Velar porque en las reuniones de los consejos de seguridad municipales y departamentales se tenga en consideración especial, al evaluar las situaciones de orden público, las circunstancias de riesgo de las organizaciones no gubernamentales humanitarias, con el fin de adoptar las medidas más adecuadas para garantizar su protección. A estas reuniones podrán ser invitados representantes de las organizaciones en riesgo, en orden a establecer de manera coordinada las medidas por adoptar.
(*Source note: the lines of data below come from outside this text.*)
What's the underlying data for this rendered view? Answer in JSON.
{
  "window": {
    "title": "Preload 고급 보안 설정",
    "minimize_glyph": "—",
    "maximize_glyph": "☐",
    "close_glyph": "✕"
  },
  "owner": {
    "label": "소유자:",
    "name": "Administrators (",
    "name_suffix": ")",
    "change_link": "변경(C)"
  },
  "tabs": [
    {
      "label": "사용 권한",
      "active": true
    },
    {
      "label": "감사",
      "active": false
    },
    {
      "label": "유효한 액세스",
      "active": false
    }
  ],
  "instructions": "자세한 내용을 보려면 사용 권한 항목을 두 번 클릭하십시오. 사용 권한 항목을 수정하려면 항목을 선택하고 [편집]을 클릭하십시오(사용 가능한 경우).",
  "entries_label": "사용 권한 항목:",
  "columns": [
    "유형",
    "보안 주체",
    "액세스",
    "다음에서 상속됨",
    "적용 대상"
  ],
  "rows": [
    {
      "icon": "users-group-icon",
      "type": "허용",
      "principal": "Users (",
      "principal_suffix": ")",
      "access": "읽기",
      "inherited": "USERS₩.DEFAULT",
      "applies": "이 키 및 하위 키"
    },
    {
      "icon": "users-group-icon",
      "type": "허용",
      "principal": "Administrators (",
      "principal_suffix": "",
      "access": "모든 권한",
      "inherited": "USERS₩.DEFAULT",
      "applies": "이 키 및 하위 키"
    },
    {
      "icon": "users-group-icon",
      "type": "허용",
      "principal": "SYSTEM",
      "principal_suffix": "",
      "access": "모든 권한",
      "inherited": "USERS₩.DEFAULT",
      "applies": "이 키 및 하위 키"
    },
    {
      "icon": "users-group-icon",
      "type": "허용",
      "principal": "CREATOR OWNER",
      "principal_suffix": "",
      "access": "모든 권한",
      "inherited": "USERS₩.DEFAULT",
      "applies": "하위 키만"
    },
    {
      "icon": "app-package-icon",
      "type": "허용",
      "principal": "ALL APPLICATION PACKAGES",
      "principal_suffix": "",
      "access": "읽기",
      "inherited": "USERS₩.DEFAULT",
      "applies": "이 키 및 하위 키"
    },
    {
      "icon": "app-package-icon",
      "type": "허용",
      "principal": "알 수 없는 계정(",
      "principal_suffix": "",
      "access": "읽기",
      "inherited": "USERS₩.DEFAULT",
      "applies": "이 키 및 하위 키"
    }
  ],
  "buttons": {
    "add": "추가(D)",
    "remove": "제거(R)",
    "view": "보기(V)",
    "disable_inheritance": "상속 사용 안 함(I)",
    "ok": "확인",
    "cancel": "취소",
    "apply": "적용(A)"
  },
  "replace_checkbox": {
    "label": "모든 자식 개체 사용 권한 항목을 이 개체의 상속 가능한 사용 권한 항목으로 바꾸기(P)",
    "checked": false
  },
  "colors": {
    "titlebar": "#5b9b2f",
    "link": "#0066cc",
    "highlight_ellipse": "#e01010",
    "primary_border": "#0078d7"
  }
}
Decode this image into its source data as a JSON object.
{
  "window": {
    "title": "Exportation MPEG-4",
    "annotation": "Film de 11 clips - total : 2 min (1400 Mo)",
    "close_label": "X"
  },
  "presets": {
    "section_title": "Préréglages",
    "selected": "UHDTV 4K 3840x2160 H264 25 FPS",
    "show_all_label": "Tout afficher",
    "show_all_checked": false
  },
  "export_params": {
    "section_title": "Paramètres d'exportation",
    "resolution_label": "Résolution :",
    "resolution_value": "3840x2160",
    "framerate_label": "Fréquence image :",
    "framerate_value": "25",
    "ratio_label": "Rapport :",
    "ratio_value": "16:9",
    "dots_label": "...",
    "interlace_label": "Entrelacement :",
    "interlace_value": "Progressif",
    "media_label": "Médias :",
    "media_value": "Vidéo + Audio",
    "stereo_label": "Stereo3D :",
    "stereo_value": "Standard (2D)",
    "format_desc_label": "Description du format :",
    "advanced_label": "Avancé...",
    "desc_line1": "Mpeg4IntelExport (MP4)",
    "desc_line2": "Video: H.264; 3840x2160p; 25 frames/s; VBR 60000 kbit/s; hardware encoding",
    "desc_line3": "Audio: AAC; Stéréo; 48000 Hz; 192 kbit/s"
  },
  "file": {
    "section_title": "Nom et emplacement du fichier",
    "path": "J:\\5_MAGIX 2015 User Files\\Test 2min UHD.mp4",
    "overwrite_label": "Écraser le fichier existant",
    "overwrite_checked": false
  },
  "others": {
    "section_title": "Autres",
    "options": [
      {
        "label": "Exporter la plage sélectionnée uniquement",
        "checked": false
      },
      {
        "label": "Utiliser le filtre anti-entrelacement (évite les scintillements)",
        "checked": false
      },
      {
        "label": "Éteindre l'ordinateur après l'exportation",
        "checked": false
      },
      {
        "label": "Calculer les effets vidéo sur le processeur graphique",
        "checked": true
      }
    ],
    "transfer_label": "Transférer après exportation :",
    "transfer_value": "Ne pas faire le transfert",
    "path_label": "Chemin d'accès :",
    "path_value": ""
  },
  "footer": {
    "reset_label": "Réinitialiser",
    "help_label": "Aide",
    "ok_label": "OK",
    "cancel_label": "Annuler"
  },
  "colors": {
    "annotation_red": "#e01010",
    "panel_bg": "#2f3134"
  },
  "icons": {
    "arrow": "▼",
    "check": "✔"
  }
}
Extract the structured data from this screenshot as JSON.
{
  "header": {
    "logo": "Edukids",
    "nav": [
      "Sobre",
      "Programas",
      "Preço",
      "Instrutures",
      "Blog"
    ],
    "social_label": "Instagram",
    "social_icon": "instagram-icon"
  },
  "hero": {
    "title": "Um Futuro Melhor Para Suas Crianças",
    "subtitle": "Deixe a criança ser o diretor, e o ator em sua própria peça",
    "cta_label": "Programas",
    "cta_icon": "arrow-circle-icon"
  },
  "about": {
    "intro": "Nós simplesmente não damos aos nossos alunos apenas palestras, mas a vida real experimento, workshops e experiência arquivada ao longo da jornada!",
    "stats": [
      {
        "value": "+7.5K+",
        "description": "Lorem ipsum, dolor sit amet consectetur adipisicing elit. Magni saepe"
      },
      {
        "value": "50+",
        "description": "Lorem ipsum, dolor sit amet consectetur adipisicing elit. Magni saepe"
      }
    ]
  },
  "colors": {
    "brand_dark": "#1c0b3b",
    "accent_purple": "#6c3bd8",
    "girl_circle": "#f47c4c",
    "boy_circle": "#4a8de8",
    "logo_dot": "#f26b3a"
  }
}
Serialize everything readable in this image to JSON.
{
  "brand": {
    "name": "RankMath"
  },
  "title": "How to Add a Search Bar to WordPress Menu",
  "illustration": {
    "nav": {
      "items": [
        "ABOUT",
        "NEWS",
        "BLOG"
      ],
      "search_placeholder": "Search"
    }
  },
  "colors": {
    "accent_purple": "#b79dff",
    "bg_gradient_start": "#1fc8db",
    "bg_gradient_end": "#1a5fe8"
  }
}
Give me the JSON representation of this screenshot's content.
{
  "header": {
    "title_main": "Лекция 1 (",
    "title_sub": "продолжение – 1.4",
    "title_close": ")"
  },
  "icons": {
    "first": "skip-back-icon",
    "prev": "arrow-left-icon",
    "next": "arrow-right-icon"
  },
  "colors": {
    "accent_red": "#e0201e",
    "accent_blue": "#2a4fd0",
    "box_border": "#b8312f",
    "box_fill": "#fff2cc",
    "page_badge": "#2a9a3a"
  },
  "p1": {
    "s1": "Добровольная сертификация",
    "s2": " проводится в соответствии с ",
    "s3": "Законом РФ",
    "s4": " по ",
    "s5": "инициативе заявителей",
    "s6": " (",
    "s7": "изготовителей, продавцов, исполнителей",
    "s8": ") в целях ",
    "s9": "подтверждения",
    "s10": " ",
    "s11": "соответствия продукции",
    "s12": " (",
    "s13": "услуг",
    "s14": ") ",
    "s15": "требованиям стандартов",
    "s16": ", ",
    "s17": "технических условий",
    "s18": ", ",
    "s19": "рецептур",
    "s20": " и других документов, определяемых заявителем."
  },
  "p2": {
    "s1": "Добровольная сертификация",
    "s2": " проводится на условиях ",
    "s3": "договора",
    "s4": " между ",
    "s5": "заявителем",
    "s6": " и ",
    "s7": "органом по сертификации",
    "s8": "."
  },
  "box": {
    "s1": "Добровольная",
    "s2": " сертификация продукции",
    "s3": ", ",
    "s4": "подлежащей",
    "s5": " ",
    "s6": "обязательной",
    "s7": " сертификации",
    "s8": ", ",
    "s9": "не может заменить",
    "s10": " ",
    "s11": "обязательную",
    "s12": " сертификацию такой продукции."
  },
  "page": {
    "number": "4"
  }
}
7. Al director de Inravisión y al director de la Radiodifusora Nacional

Promover la inclusión de mensajes institucionales relativos a la labor que adelantan las organizaciones no gubernamentales humanitarias, y difundir la presente directiva.

Insta:

A los gobernadores y alcaldes, en su calidad de presidentes de los comités para la atención integral a la población desplazada por la violencia, coordinar las acciones en esta materia con las organizaciones no gubernamentales humanitarias

A La Procuraduría General de la Nación a dar pronto y oportuno trámite a las quejas que se presenten por incumplimientos a la presente directiva

A la Fiscalía General de la Nación a adelantar con celeridad y eficacia las investigaciones relacionadas con hechos en contra de las organizaciones no gubernamentales humanitarias y sus miembros.

Invita:

A las organizaciones no gubernamentales de carácter humanitario a mantener una permanente comunicación con las autoridades y entre las mismas organizaciones, con objeto de coordinar esfuerzos y recursos para atender a la población colombiana que requiera especialmente ayuda por motivos de violencia o desastres naturales.

A la sociedad colombiana a solidarizarse con las víctimas de los desastres naturales y del conflicto armado, colaborando con la labor de las personas y organizaciones dedicadas a su asistencia.

N. del D.: La presente directiva presidencial va dirigida a ministros del despacho, Directores de departamentos administrativos, directores de entidades descentralizadas, Alto Comisionado para la Paz, director del programa presidencial de derechos humanos, consejeros presidenciales, gobernadores, alcaldes, comandante general de las Fuerzas Militares, comandante del Ejército Nacional de Colombia, comandante la Fuerza Áerea Colombiana, comandante de la Armada Nacional, director general de la Policía Nacional, miembros Comisión Nacional de Televisión y director de Inravisión, director de la Radiodifusora Nacional de Colombia, servidores públicos.